Above example shows how filter by reference can solve straightforward questions like "Find all articles that are published by New Yorker". But questions like "Find all articles that are written by authors that wrote at least two articles", cannot be answered by the above query structure. It is however possible to filter by reference count. To do so, simply provide one of the existing compare operators (Equal, LessThan, LessThanEqual, GreaterThan, GreaterThanEqual) and use it directly on the reference element. For example:

import weaviate
import weaviate.classes as wvc
import os

client = weaviate.connect_to_local()

try:
response = collection.query.fetch_objects(
filters=wvc.query.Filter.by_ref_count(link_on="inPublication").greater_than(2),
return_references=wvc.query.QueryReference(link_on="inPublication", return_properties=["name"]),
limit=2
)

for o in response.objects:
print(o.properties) # Inspect returned objects
for ref_o in o.references["inPublication"].objects:
print(ref_o.properties)

finally:
client.close()
Expected response
{
"data": {
"Get": {
"Author": [
{
"name": "Agam Shah",
"writesFor": [
{
"name": "Wall Street Journal"
},
{
"name": "Wall Street Journal"
}
]
},
{
"name": "Costas Paris",
"writesFor": [
{
"name": "Wall Street Journal"
},
{
"name": "Wall Street Journal"
}
]
},
...
]
}
}
}

By geo coordinates

A special case of the Where filter is with geoCoordinates. This filter is only supported by the Get{} function. If you've set the geoCoordinates property type, you can search in an area based on kilometers.
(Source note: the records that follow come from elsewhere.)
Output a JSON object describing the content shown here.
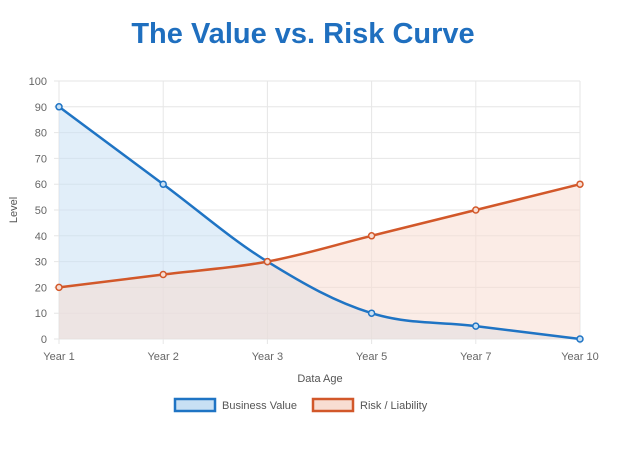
{
  "chart_data": {
    "type": "line",
    "title": "The Value vs. Risk Curve",
    "xlabel": "Data Age",
    "ylabel": "Level",
    "categories": [
      "Year 1",
      "Year 2",
      "Year 3",
      "Year 5",
      "Year 7",
      "Year 10"
    ],
    "ylim": [
      0,
      100
    ],
    "yticks": [
      0,
      10,
      20,
      30,
      40,
      50,
      60,
      70,
      80,
      90,
      100
    ],
    "grid": true,
    "legend_position": "bottom",
    "series": [
      {
        "name": "Business Value",
        "values": [
          90,
          60,
          30,
          10,
          5,
          0
        ],
        "color": "#1f74c4",
        "fill": "#c8e0f4"
      },
      {
        "name": "Risk / Liability",
        "values": [
          20,
          25,
          30,
          40,
          50,
          60
        ],
        "color": "#d2582a",
        "fill": "#f8ddd2"
      }
    ]
  }
}
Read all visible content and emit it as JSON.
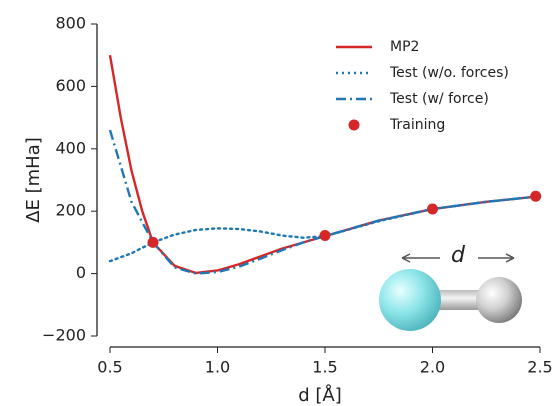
{
  "chart_data": {
    "type": "line",
    "xlabel": "d [Å]",
    "ylabel": "ΔE [mHa]",
    "annotation": "d",
    "xlim": [
      0.5,
      2.5
    ],
    "ylim": [
      -200,
      800
    ],
    "xticks": [
      0.5,
      {
        "value": 1,
        "label": "1.0"
      },
      1.5,
      {
        "value": 2,
        "label": "2.0"
      },
      2.5
    ],
    "yticks": [
      {
        "value": -200,
        "label": "−200"
      },
      0,
      200,
      400,
      600,
      800
    ],
    "legend": "upper right",
    "series": [
      {
        "name": "MP2",
        "color": "#d62728",
        "style": "solid",
        "x": [
          0.5,
          0.55,
          0.6,
          0.65,
          0.7,
          0.8,
          0.9,
          1.0,
          1.1,
          1.2,
          1.3,
          1.4,
          1.5,
          1.75,
          2.0,
          2.25,
          2.5
        ],
        "values": [
          700,
          500,
          330,
          200,
          100,
          25,
          2,
          10,
          30,
          55,
          80,
          100,
          120,
          170,
          207,
          230,
          248
        ]
      },
      {
        "name": "Test (w/o. forces)",
        "color": "#1f77b4",
        "style": "dotted",
        "x": [
          0.5,
          0.6,
          0.7,
          0.8,
          0.9,
          1.0,
          1.1,
          1.2,
          1.3,
          1.4,
          1.5,
          1.75,
          2.0,
          2.25,
          2.5
        ],
        "values": [
          40,
          65,
          100,
          125,
          140,
          145,
          143,
          135,
          122,
          115,
          120,
          168,
          207,
          230,
          248
        ]
      },
      {
        "name": "Test (w/ force)",
        "color": "#1f77b4",
        "style": "dashdot",
        "x": [
          0.5,
          0.6,
          0.7,
          0.8,
          0.9,
          1.0,
          1.1,
          1.2,
          1.3,
          1.4,
          1.5,
          1.75,
          2.0,
          2.25,
          2.5
        ],
        "values": [
          460,
          230,
          100,
          20,
          0,
          5,
          22,
          48,
          75,
          100,
          120,
          170,
          207,
          230,
          248
        ]
      },
      {
        "name": "Training",
        "color": "#d62728",
        "style": "markers",
        "x": [
          0.7,
          1.5,
          2.0,
          2.48
        ],
        "values": [
          100,
          122,
          207,
          248
        ]
      }
    ]
  }
}
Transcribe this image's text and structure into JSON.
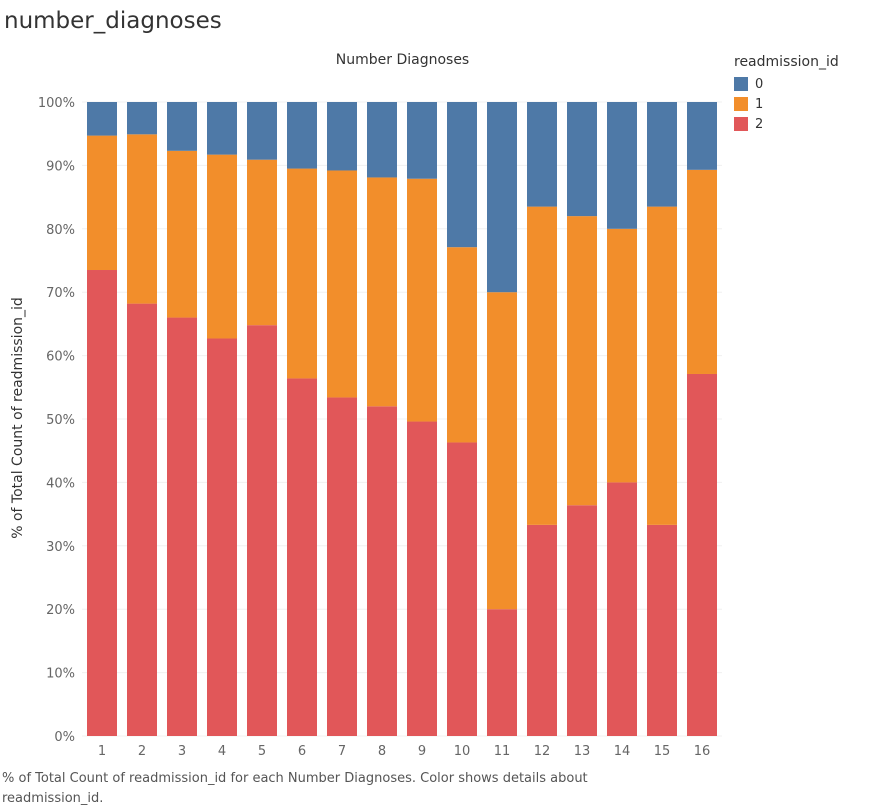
{
  "page": {
    "title": "number_diagnoses",
    "caption": "% of Total Count of readmission_id for each Number Diagnoses.  Color shows details about readmission_id."
  },
  "chart_data": {
    "type": "bar",
    "stacked": "percent",
    "title": "Number Diagnoses",
    "xlabel": "",
    "ylabel": "% of Total Count of readmission_id",
    "ylim": [
      0,
      100
    ],
    "yticks": [
      "0%",
      "10%",
      "20%",
      "30%",
      "40%",
      "50%",
      "60%",
      "70%",
      "80%",
      "90%",
      "100%"
    ],
    "categories": [
      "1",
      "2",
      "3",
      "4",
      "5",
      "6",
      "7",
      "8",
      "9",
      "10",
      "11",
      "12",
      "13",
      "14",
      "15",
      "16"
    ],
    "legend": {
      "title": "readmission_id",
      "position": "right"
    },
    "series": [
      {
        "name": "2",
        "color": "#e15759",
        "values": [
          73.5,
          68.2,
          66.0,
          62.7,
          64.8,
          56.4,
          53.4,
          52.0,
          49.6,
          46.3,
          20.0,
          33.3,
          36.4,
          40.0,
          33.3,
          57.1
        ]
      },
      {
        "name": "1",
        "color": "#f28e2b",
        "values": [
          21.2,
          26.7,
          26.3,
          29.0,
          26.1,
          33.1,
          35.8,
          36.1,
          38.3,
          30.8,
          50.0,
          50.2,
          45.6,
          40.0,
          50.2,
          32.2
        ]
      },
      {
        "name": "0",
        "color": "#4e79a7",
        "values": [
          5.3,
          5.1,
          7.7,
          8.3,
          9.1,
          10.5,
          10.8,
          11.9,
          12.1,
          22.9,
          30.0,
          16.5,
          18.0,
          20.0,
          16.5,
          10.7
        ]
      }
    ]
  }
}
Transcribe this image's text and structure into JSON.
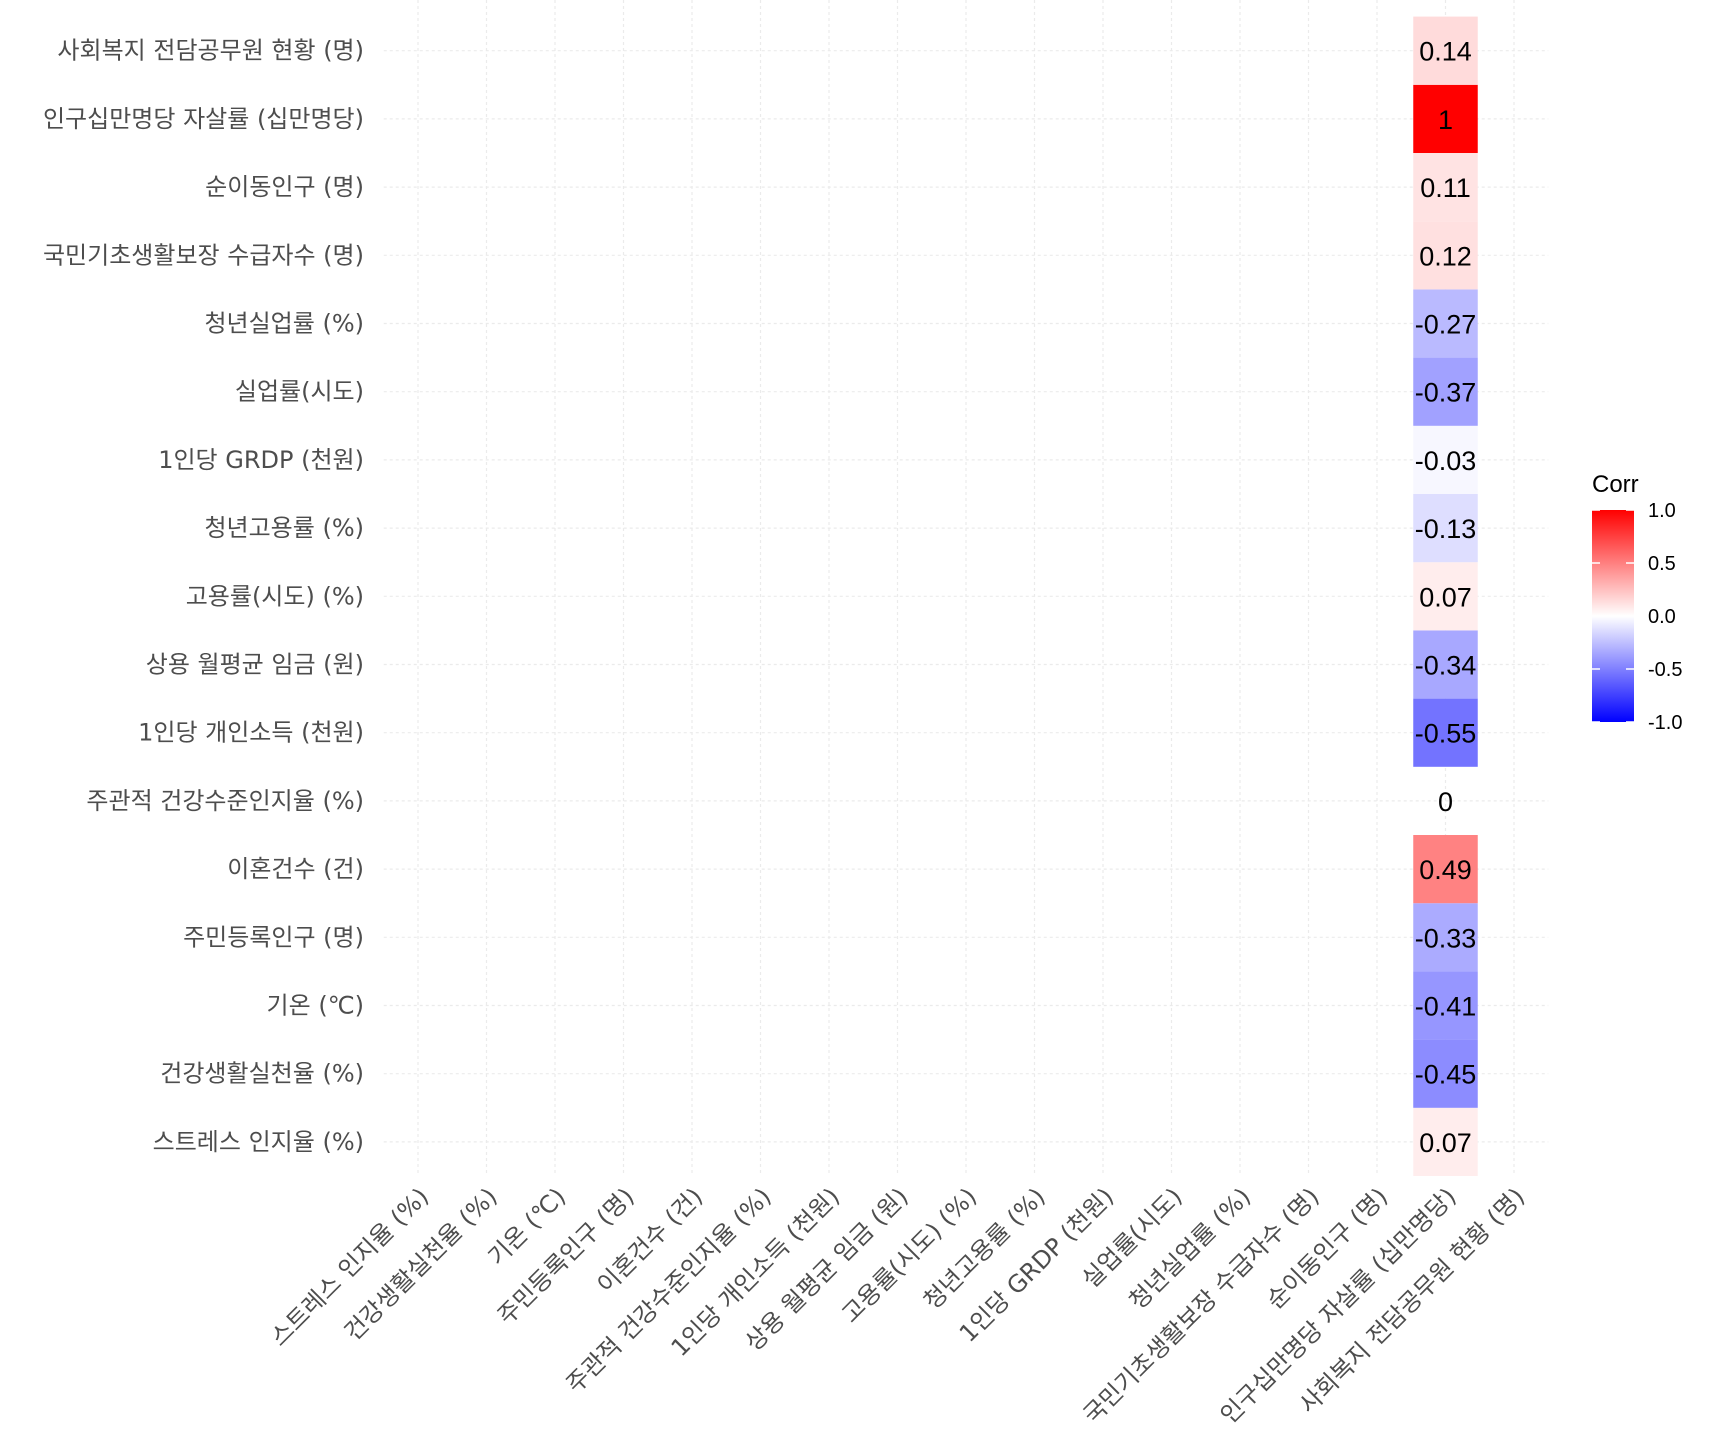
{
  "chart_data": {
    "type": "heatmap",
    "title": "",
    "xlabel": "",
    "ylabel": "",
    "x_categories": [
      "스트레스 인지율 (%)",
      "건강생활실천율 (%)",
      "기온 (℃)",
      "주민등록인구 (명)",
      "이혼건수 (건)",
      "주관적 건강수준인지율 (%)",
      "1인당 개인소득 (천원)",
      "상용 월평균 임금 (원)",
      "고용률(시도) (%)",
      "청년고용률 (%)",
      "1인당 GRDP (천원)",
      "실업률(시도)",
      "청년실업률 (%)",
      "국민기초생활보장 수급자수 (명)",
      "순이동인구 (명)",
      "인구십만명당 자살률 (십만명당)",
      "사회복지 전담공무원 현황 (명)"
    ],
    "y_categories": [
      "스트레스 인지율 (%)",
      "건강생활실천율 (%)",
      "기온 (℃)",
      "주민등록인구 (명)",
      "이혼건수 (건)",
      "주관적 건강수준인지율 (%)",
      "1인당 개인소득 (천원)",
      "상용 월평균 임금 (원)",
      "고용률(시도) (%)",
      "청년고용률 (%)",
      "1인당 GRDP (천원)",
      "실업률(시도)",
      "청년실업률 (%)",
      "국민기초생활보장 수급자수 (명)",
      "순이동인구 (명)",
      "인구십만명당 자살률 (십만명당)",
      "사회복지 전담공무원 현황 (명)"
    ],
    "filled_column": "인구십만명당 자살률 (십만명당)",
    "cells": [
      {
        "x": "인구십만명당 자살률 (십만명당)",
        "y": "스트레스 인지율 (%)",
        "value": 0.07,
        "label": "0.07"
      },
      {
        "x": "인구십만명당 자살률 (십만명당)",
        "y": "건강생활실천율 (%)",
        "value": -0.45,
        "label": "-0.45"
      },
      {
        "x": "인구십만명당 자살률 (십만명당)",
        "y": "기온 (℃)",
        "value": -0.41,
        "label": "-0.41"
      },
      {
        "x": "인구십만명당 자살률 (십만명당)",
        "y": "주민등록인구 (명)",
        "value": -0.33,
        "label": "-0.33"
      },
      {
        "x": "인구십만명당 자살률 (십만명당)",
        "y": "이혼건수 (건)",
        "value": 0.49,
        "label": "0.49"
      },
      {
        "x": "인구십만명당 자살률 (십만명당)",
        "y": "주관적 건강수준인지율 (%)",
        "value": 0,
        "label": "0"
      },
      {
        "x": "인구십만명당 자살률 (십만명당)",
        "y": "1인당 개인소득 (천원)",
        "value": -0.55,
        "label": "-0.55"
      },
      {
        "x": "인구십만명당 자살률 (십만명당)",
        "y": "상용 월평균 임금 (원)",
        "value": -0.34,
        "label": "-0.34"
      },
      {
        "x": "인구십만명당 자살률 (십만명당)",
        "y": "고용률(시도) (%)",
        "value": 0.07,
        "label": "0.07"
      },
      {
        "x": "인구십만명당 자살률 (십만명당)",
        "y": "청년고용률 (%)",
        "value": -0.13,
        "label": "-0.13"
      },
      {
        "x": "인구십만명당 자살률 (십만명당)",
        "y": "1인당 GRDP (천원)",
        "value": -0.03,
        "label": "-0.03"
      },
      {
        "x": "인구십만명당 자살률 (십만명당)",
        "y": "실업률(시도)",
        "value": -0.37,
        "label": "-0.37"
      },
      {
        "x": "인구십만명당 자살률 (십만명당)",
        "y": "청년실업률 (%)",
        "value": -0.27,
        "label": "-0.27"
      },
      {
        "x": "인구십만명당 자살률 (십만명당)",
        "y": "국민기초생활보장 수급자수 (명)",
        "value": 0.12,
        "label": "0.12"
      },
      {
        "x": "인구십만명당 자살률 (십만명당)",
        "y": "순이동인구 (명)",
        "value": 0.11,
        "label": "0.11"
      },
      {
        "x": "인구십만명당 자살률 (십만명당)",
        "y": "인구십만명당 자살률 (십만명당)",
        "value": 1,
        "label": "1"
      },
      {
        "x": "인구십만명당 자살률 (십만명당)",
        "y": "사회복지 전담공무원 현황 (명)",
        "value": 0.14,
        "label": "0.14"
      }
    ],
    "legend": {
      "title": "Corr",
      "placement": "right",
      "range": [
        -1,
        1
      ],
      "ticks": [
        "1.0",
        "0.5",
        "0.0",
        "-0.5",
        "-1.0"
      ],
      "tick_values": [
        1.0,
        0.5,
        0.0,
        -0.5,
        -1.0
      ],
      "colors": {
        "low": "#0000FF",
        "mid": "#FFFFFF",
        "high": "#FF0000"
      }
    },
    "grid": true
  }
}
For example, this curious returns all in a radius of 2KM around a specific geo-location:

import weaviate
import weaviate.classes as wvc
import os

client = weaviate.connect_to_local()

try:
response = publications.query.fetch_objects(
filters=(
wvc.query.Filter
.by_property("headquartersGeoLocation")
.within_geo_range(
coordinate=wvc.data.GeoCoordinate(
latitude=33.7579,
longitude=84.3948
),
distance=10000 # In meters
)
),
)

for o in response.objects:
print(o.properties) # Inspect returned objects

finally:
client.close()
Expected response
{
"data": {
"Get": {
"Publication": [
{
"headquartersGeoLocation": {
"latitude": 51.512737,
"longitude": -0.0962234
},
"name": "Financial Times"
},
{
"headquartersGeoLocation": {
"latitude": 51.512737,
"longitude": -0.0962234
},
"name": "International New York Times"
}
]
}
}
}

Note that geoCoordinates uses a vector index under the hood.

By null state

Using the IsNull operator allows you to do filter for objects where given properties are null or not null. Note that zero-length arrays and empty strings are equivalent to a null value.

{
Get {
<Class>(where: {
operator: IsNull,
valueBoolean: <true/false>
path: [<property>]
}
}
note

Filtering by null-state requires the target class to be configured to index this. See here for details.